Re: Go find your patient
Not sure how your triage system works, or at what point in the process they went missing (did you just know there was a patient with suicidal ideation being checked in, or had they actually been triaged already and were awaiting a room?). I believe that at our ER, we would have called x2 over the loudspeaker, then sent staff to look in the 2 waiting areas and just outside the doors (patients frequently wander between these areas, especially emotional ones). If patient wasn't found, the charge nurse and possibly security would have been notified to handle it from there, all of this allowing the triage nurse to continue with other patients/manning the desk while the search was going on.
If all we had was that a patient was suididal, but they hadn't completed registration or triage, we wouldn't go further than security, in case they remained on the hospital grounds. If they had actually registered or completed triage, or in some other way we had enough information, I think we would notifiy the local PD for a welfare check--Joe Smith is a child of Jill Smith living at ....phone numer...threatened to kill self...anything else pertinent to their wellbeing, like, if we have reason to believe they may have ingested something.

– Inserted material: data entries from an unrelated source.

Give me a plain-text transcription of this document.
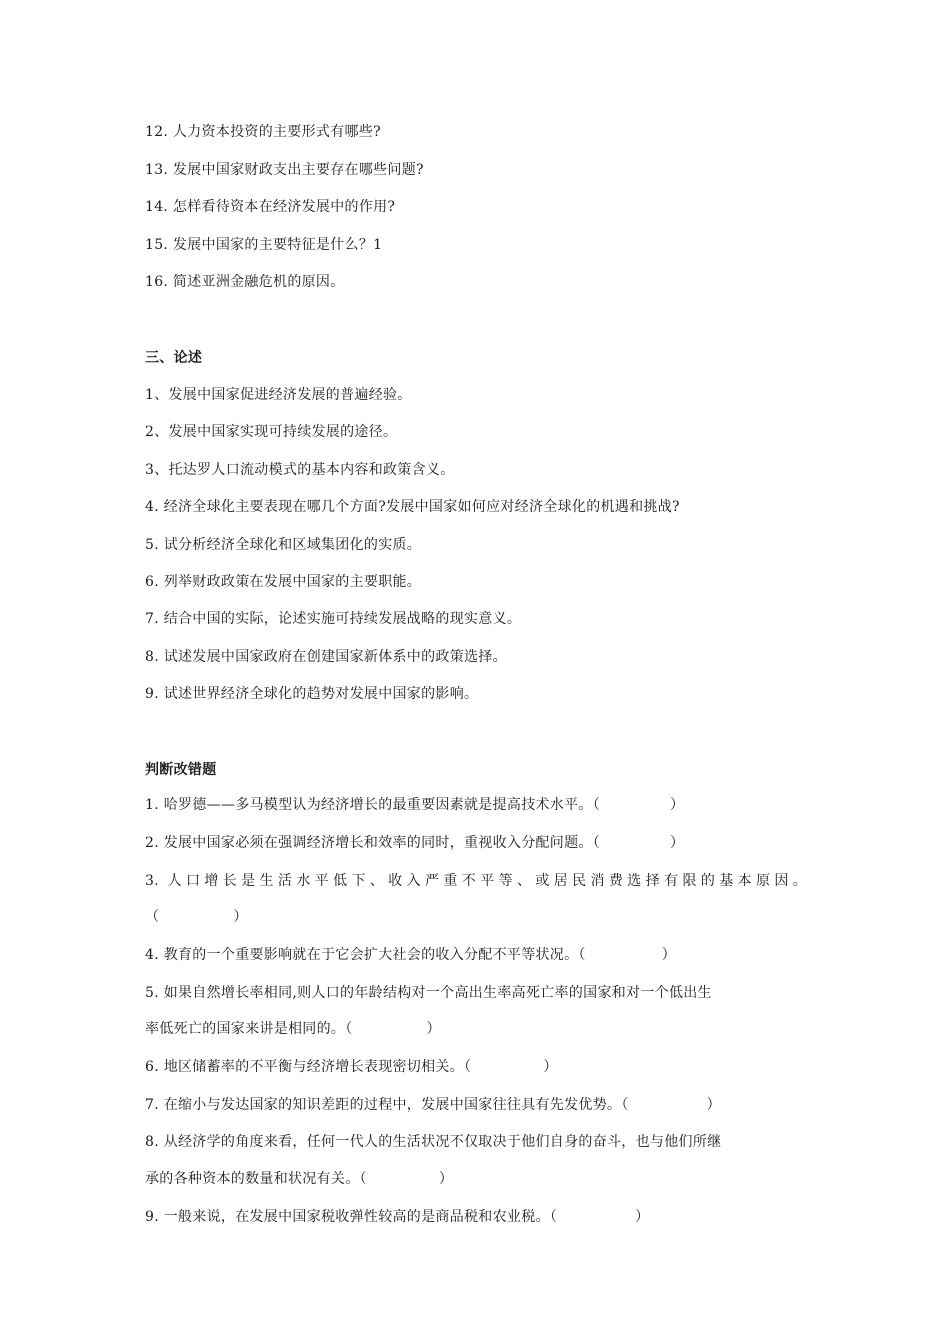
12. 人力资本投资的主要形式有哪些?
13. 发展中国家财政支出主要存在哪些问题?
14. 怎样看待资本在经济发展中的作用?
15. 发展中国家的主要特征是什么？1
16. 简述亚洲金融危机的原因。
三、论述
1、发展中国家促进经济发展的普遍经验。
2、发展中国家实现可持续发展的途径。
3、托达罗人口流动模式的基本内容和政策含义。
4. 经济全球化主要表现在哪几个方面?发展中国家如何应对经济全球化的机遇和挑战?
5. 试分析经济全球化和区域集团化的实质。
6. 列举财政政策在发展中国家的主要职能。
7. 结合中国的实际，论述实施可持续发展战略的现实意义。
8. 试述发展中国家政府在创建国家新体系中的政策选择。
9. 试述世界经济全球化的趋势对发展中国家的影响。
判断改错题
1. 哈罗德——多马模型认为经济增长的最重要因素就是提高技术水平。（	）
2. 发展中国家必须在强调经济增长和效率的同时，重视收入分配问题。（	）
3. 人口增长是生活水平低下、收入严重不平等、或居民消费选择有限的基本原因。
（	）
4. 教育的一个重要影响就在于它会扩大社会的收入分配不平等状况。（	）
5. 如果自然增长率相同,则人口的年龄结构对一个高出生率高死亡率的国家和对一个低出生
率低死亡的国家来讲是相同的。（	）
6. 地区储蓄率的不平衡与经济增长表现密切相关。（	）
7. 在缩小与发达国家的知识差距的过程中，发展中国家往往具有先发优势。（	）
8. 从经济学的角度来看，任何一代人的生活状况不仅取决于他们自身的奋斗，也与他们所继
承的各种资本的数量和状况有关。（	）
9. 一般来说，在发展中国家税收弹性较高的是商品税和农业税。（	）
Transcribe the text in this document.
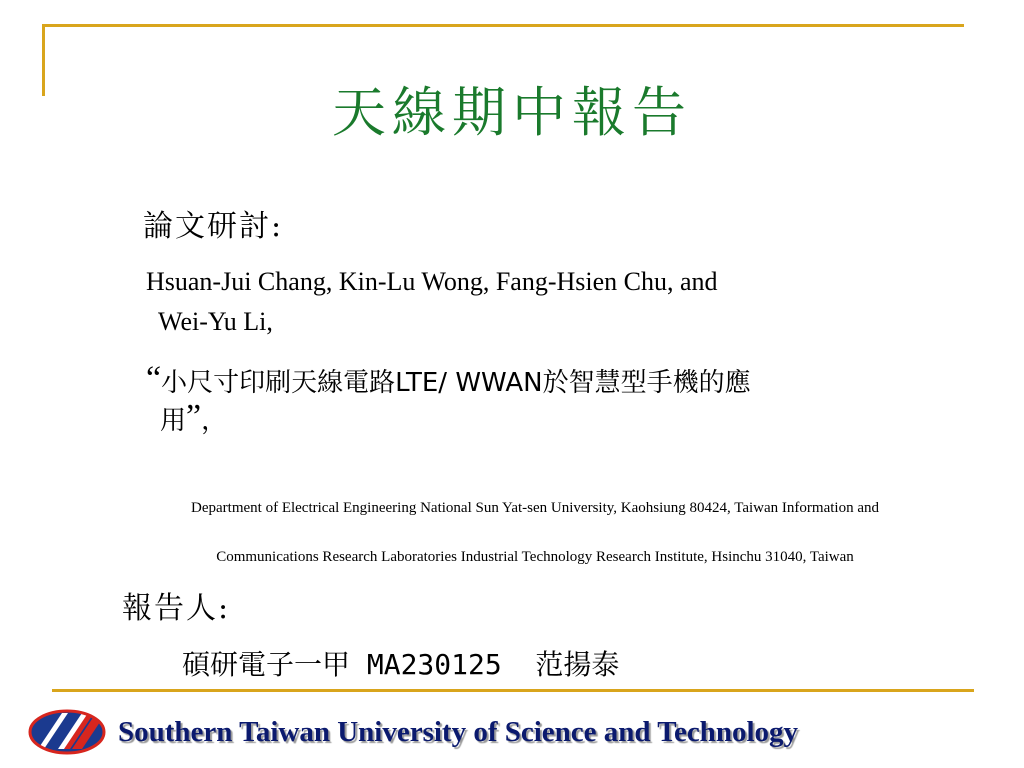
天線期中報告
論文研討:
Hsuan-Jui Chang, Kin-Lu Wong, Fang-Hsien Chu, and
Wei-Yu Li,
“小尺寸印刷天線電路LTE/ WWAN於智慧型手機的應
用”，
Department of Electrical Engineering National Sun Yat-sen University, Kaohsiung 80424, Taiwan Information and
Communications Research Laboratories Industrial Technology Research Institute, Hsinchu 31040, Taiwan
報告人:
碩研電子一甲 MA230125  范揚泰
Southern Taiwan University of Science and Technology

This is basically what we do for any suicidal/homicidal patients that manage to escape the ER once admitted to a room. While we try to keep a close eye on them, it does happen. We have also been known to follow AMA's into the parking lot if we believe they have a good chance of dropping dead if they don't stay...some of them turn around.
I don't know what the legal limit of responsibility is for the ER/staff, and it probably varies by location. I know that if this happened to me, and there was a parent involved, I would be obligated to call APD and possibly child protective, because it would be possible that the parent either removed the child from medical help or did not/cold not make sufficient effort to keep the child at the ER, and that could be considered endangerment or neglect in this state. Besides, does anybody want to have the death/injury of a child on their conscience because we didn't do all we could? I'm not suggesting the triage desk be abandoned for a 3 hour search for the kid, but I would definitely involve additional resources.